Variety called Rachel, Rachel an "offbeat film" that "moves too slowly" and added "There is very little dialog—most of which is very good—but this asset makes a liability out of the predominantly visual nature of the development, which in time seems to become redundant, padded and tiring...Direction is awkward. Were Woodward not there the film could have been a shambles."

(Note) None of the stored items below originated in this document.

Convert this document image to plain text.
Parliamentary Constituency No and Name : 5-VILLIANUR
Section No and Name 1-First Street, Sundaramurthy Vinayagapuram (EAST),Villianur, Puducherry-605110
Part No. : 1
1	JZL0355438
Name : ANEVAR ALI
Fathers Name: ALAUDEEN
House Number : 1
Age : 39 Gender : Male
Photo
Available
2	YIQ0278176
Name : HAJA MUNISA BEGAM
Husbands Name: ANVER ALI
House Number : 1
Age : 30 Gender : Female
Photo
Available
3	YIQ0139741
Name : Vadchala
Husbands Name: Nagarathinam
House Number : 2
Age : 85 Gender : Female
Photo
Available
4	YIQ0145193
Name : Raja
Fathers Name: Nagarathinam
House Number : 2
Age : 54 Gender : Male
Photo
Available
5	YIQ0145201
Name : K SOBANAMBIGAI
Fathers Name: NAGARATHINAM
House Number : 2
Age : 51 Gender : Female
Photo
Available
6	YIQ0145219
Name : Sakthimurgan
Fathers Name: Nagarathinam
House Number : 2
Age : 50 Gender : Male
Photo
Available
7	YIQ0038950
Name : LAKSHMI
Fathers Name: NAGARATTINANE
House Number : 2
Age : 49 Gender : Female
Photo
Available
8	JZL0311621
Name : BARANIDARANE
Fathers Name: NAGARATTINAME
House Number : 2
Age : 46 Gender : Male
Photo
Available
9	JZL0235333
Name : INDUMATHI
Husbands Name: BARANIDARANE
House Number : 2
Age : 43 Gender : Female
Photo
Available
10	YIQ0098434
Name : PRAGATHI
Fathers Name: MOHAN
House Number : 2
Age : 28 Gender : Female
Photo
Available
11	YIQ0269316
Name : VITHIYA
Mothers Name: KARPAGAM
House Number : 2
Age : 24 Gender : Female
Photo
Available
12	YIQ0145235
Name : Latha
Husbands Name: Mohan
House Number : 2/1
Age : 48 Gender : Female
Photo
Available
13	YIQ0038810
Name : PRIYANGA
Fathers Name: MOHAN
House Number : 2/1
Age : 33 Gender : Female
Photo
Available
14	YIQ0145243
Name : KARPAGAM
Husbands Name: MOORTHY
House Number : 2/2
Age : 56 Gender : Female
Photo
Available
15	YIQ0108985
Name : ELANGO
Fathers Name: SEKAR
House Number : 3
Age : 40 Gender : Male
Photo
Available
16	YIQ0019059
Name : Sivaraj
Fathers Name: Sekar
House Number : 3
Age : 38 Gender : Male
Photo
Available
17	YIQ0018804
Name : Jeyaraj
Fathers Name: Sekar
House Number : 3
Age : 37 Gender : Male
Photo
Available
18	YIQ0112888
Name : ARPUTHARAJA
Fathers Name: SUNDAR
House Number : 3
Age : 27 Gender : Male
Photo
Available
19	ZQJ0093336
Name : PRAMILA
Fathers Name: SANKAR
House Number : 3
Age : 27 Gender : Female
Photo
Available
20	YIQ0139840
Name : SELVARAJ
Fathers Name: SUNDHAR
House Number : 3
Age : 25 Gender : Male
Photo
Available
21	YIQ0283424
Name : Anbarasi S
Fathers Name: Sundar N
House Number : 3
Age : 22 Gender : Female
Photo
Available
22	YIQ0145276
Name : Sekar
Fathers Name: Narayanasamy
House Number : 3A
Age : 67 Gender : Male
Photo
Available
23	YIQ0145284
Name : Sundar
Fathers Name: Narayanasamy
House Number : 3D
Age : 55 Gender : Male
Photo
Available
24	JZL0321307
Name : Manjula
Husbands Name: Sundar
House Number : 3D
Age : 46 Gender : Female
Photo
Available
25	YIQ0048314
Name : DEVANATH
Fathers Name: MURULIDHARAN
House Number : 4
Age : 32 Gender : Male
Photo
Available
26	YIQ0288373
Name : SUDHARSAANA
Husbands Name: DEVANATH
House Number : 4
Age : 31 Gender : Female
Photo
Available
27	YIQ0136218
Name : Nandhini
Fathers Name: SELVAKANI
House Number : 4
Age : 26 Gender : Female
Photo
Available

Review aggregator website Rotten Tomatoes reports that 92% of 12 critics gave a positive review of the film, with an average rating of 7.1 out of 10. On Metacritic, the film holds a weighted average score of 74 out of 100 based on nine reviews, indicating "generally favorable reviews".

==Accolades==

| Award | Category | Nominee(s) | Result | Ref. |
| Academy Awards | Best Picture | Paul Newman | Nominated |  |
| Best Actress | Joanne Woodward | Nominated |
| Best Supporting Actress | Estelle Parsons | Nominated |
| Best Screenplay – Based on Material from Another Medium | Stewart Stern | Nominated |
| British Academy Film Awards | Best Actress in a Leading Role | Joanne Woodward | Nominated |  |
| Directors Guild of America Awards | Outstanding Directorial Achievement in Motion Pictures | Paul Newman | Nominated |  |
| Golden Globe Awards | Best Actress in a Motion Picture – Drama | Joanne Woodward | Won |  |
| Best Director – Motion Picture | Paul Newman | Won |
| Kansas City Film Critics Circle Awards | Best Actress | Joanne Woodward | Won |  |
| Laurel Awards | Top Female Dramatic Performance | Nominated |  |
| Top Female Supporting Performance | Estelle Parsons | Won |
| National Board of Review Awards | Top Ten Films |  | 5th Place |  |
| National Society of Film Critics Awards | Best Actress | Joanne Woodward | Nominated |  |
| New York Film Critics Circle Awards | Best Director | Paul Newman | Won |  |
| Best Actress | Joanne Woodward | Won |
| Writers Guild of America Awards | Best Written American Drama | Stewart Stern | Nominated |  |

==Home media==
Warner Home Video released the film on Region 1 DVD on February 17, 2009.